Halide Türkoğlu: Güçlendirilmesi gereken aile değil, kadındır
- 16:48 14 Aralık 2025
- Güncel
ANKARA- Aile ve Sosyal Hizmetler Bakanlığı bütçesinde konuşan DEM Parti Kadın Meclisi Sözcüsü Halide Türkoğlu, “Güçlendirilmesi gereken kadınların içerisinde katledildiği aileler değil, kadınların kendisidir. Ancak gelin görün ki Aile ve Sosyal Hizmetler Bakanlığı bütçesi bu söylediğimizin tam tersi bir yerde durmaktadır” dedi.
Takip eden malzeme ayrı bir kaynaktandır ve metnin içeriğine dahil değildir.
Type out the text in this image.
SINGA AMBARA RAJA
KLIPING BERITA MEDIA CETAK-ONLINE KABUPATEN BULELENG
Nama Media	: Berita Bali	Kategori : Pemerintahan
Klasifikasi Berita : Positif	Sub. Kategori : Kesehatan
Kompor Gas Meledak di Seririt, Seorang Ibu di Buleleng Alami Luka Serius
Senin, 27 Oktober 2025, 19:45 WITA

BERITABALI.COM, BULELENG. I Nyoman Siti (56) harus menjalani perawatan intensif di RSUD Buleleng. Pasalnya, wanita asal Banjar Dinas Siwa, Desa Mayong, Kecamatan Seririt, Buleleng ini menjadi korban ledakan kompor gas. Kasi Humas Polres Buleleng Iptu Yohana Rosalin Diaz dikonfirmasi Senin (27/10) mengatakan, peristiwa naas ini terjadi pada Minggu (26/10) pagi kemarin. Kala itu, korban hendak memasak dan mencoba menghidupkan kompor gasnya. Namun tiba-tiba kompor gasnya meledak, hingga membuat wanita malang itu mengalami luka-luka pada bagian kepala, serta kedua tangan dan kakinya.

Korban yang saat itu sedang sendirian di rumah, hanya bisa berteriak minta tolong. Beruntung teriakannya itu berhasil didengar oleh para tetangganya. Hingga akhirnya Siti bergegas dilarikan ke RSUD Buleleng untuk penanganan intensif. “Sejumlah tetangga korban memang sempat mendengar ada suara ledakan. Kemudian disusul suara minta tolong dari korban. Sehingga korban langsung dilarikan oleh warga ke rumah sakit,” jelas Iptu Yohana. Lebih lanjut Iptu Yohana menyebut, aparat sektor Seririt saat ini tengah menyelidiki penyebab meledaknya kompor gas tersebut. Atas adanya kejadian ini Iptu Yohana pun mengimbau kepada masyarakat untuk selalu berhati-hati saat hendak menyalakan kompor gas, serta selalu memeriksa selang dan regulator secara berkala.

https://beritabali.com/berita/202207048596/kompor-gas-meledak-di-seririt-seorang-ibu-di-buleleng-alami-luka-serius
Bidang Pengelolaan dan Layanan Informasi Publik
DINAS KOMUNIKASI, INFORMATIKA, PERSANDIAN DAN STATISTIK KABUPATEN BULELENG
Halkların Eşitlik ve Demokrasi Partisi (DEM Parti) Kadın Meclisi Sözcüsü Halide Türkoğlu, Aile ve Sosyal Politikalar Bakanlığı Bütçe Kanun Teklifi üzerine Meclis’te konuştu. Halide Türkoğlu, 2026 bütçesinin her bir kaleminin, kadınların sorunlarına yönelik çözümsüzlüğü besleyen bir yaklaşımın göstergesi olduğunu kaydetti.
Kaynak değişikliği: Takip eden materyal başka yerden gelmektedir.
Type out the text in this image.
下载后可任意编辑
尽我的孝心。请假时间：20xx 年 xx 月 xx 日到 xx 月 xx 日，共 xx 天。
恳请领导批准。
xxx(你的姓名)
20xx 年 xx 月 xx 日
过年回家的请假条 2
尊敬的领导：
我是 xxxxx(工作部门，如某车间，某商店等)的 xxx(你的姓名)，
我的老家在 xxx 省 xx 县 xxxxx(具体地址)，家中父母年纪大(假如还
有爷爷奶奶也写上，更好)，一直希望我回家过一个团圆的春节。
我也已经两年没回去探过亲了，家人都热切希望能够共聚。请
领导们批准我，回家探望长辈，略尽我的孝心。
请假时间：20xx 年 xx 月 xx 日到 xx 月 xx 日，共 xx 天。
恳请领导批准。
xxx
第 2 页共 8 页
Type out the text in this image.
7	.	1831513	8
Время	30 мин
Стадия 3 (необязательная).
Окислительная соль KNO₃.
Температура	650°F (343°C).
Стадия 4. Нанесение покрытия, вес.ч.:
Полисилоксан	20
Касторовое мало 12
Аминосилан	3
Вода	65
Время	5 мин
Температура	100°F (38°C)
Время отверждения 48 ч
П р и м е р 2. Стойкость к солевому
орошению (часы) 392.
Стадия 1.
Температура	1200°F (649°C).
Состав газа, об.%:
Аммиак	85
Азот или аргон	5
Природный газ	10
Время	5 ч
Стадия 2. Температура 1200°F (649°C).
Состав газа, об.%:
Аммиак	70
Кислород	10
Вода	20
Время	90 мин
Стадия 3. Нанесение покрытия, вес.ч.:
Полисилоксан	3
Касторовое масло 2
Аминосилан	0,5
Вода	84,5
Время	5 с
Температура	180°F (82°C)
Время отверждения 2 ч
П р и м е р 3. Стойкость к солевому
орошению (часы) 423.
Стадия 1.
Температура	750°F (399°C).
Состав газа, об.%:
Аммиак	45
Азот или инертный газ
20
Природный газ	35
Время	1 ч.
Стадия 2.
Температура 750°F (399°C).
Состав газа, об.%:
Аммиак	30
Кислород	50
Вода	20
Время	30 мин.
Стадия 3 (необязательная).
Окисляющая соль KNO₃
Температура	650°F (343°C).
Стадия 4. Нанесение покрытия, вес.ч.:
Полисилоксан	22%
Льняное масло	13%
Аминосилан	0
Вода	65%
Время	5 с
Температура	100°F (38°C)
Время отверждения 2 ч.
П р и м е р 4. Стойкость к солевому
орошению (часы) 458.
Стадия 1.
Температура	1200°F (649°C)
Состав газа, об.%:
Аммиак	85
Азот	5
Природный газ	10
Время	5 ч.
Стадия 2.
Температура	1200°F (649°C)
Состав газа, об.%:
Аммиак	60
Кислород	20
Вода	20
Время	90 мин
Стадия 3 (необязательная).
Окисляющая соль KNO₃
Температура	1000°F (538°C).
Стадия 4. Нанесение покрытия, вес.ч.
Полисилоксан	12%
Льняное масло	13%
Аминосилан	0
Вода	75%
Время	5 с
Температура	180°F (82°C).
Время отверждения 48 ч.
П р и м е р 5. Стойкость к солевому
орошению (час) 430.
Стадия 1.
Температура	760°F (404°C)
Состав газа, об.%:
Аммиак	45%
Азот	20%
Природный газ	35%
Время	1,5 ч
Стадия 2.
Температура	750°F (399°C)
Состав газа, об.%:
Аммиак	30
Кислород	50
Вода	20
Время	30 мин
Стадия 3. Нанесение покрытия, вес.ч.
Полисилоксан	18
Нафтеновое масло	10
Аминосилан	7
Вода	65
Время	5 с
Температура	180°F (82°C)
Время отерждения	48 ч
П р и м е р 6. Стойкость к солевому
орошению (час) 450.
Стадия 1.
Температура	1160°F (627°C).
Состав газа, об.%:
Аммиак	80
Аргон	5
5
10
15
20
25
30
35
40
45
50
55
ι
Bugün ülkenin en yakıcı sorunlarından birinin kadın sorunu olduğunu belirten Halide Türkoğlu, “Elbette ki kadınlar için bütçe meselesini sadece tek bir bakanlığın bütçesini göre değerlendirmedik, değerlendirmeyeceğiz. Çünkü bizler şunu çok iyi biliyoruz ki, bu ülkenin bütçesinin her bir kalemi aynı zamanda kadına, kadında yönelik şiddetle mücadeleye, kadın yoksulluğuna, işsizliğine yaklaşımın göstergesidir. Kadınların adalete erişim hakkından çalışma hakkına, sağlığa erişim hakkından sosyal politikalara erişim hakkına kadar yaşadığı yoksunluk, yoksulluk bu gerçeği açık bir şekilde ortaya koymaktadır. Elbette ki meclis de bu sorunların çözümü için vardır. Ama gelin görün ki ne yazık ki bu mecliste sorunlara yaklaşım çözüm üretmekten ziyade çözümsüzlüğü beslemektedir” dedi.
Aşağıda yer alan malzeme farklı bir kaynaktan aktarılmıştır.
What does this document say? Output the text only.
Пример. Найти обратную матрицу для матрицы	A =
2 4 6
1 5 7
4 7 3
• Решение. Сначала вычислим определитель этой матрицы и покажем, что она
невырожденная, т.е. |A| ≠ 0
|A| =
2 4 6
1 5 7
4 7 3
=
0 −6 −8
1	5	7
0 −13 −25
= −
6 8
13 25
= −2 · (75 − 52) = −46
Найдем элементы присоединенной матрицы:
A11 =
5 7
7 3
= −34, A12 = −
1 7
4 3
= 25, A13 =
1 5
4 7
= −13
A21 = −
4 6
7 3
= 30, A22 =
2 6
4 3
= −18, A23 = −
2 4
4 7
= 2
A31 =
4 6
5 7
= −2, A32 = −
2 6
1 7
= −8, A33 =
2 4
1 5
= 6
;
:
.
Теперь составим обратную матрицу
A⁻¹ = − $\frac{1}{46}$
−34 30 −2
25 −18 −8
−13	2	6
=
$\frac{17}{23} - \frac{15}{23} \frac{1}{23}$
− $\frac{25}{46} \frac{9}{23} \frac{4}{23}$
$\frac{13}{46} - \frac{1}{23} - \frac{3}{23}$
‘Kadın komisyonunu oluşturulmalı’
Kadın mücadelesi yürütenlerin yıllarca kadınların yaşadığı şiddet biçimlerini, kadın katliamlarını anlattıklarını söyleyen Halide Türkoğlu, “Çocuklara yönelik istismarın ne boyuta geldiğini anlattık. Toplumsal çürümenin hangi aşamalara geldiğini ve iktidarın politikaların bunda rol aldığını bu mecliste defalarca dile getirdik. Ama gelin görün ki, her zaman yaptıkları gibi şunu yaptılar. Benim personelim yapmaz. Polisim, askerim yapmaz. İmamım yapmaz, yapmaz, yapmaz. Ama her seferinde şunu dile getirdik. Kadınların beyanı esastır. Çocukların beyanı esastır. Bunun üzerinden politika yürütülmesi gerektiğini söyledik. Ama o kadar büyük bir çürüme var ki ne yazık ki bu devletin kurumlarında çürümenin kokusunu, bu toplumsal çürümenin kokusunu o kadar alışmış ki bu iktidarın kendisi yanı başında bu mecliste kız çocuklarının yaşadığı cinsel şiddeti, istismarı dahi duyumsayamayacak bir hale gelmiştir. İşte bizler buradan tekrar uyarıyoruz. Elbette ki KEFEK üyeleri bu meseleye dair sorumluluk almışlardır. Bir çalışma yürütmektedirler. Ancak burada asıl önemli olan bu meclisin kendi zihniyetini değiştirip dönüştürmesidir. Bu mecliste asıl olan kadın perspektifine ihtiyaç vardır. O yönüyle tüm partilerin kadın milletvekillerinin içinde yer aldığı bir kadın komisyonunu acilen oluşturmak gerekiyor. Sadece idari soruşturmayla yetinmemek gerekiyor. Bu zihniyeti ortaya çıkararak bu zihniyetle mücadele etmeyi esas almak gerekiyor” diye belirtti.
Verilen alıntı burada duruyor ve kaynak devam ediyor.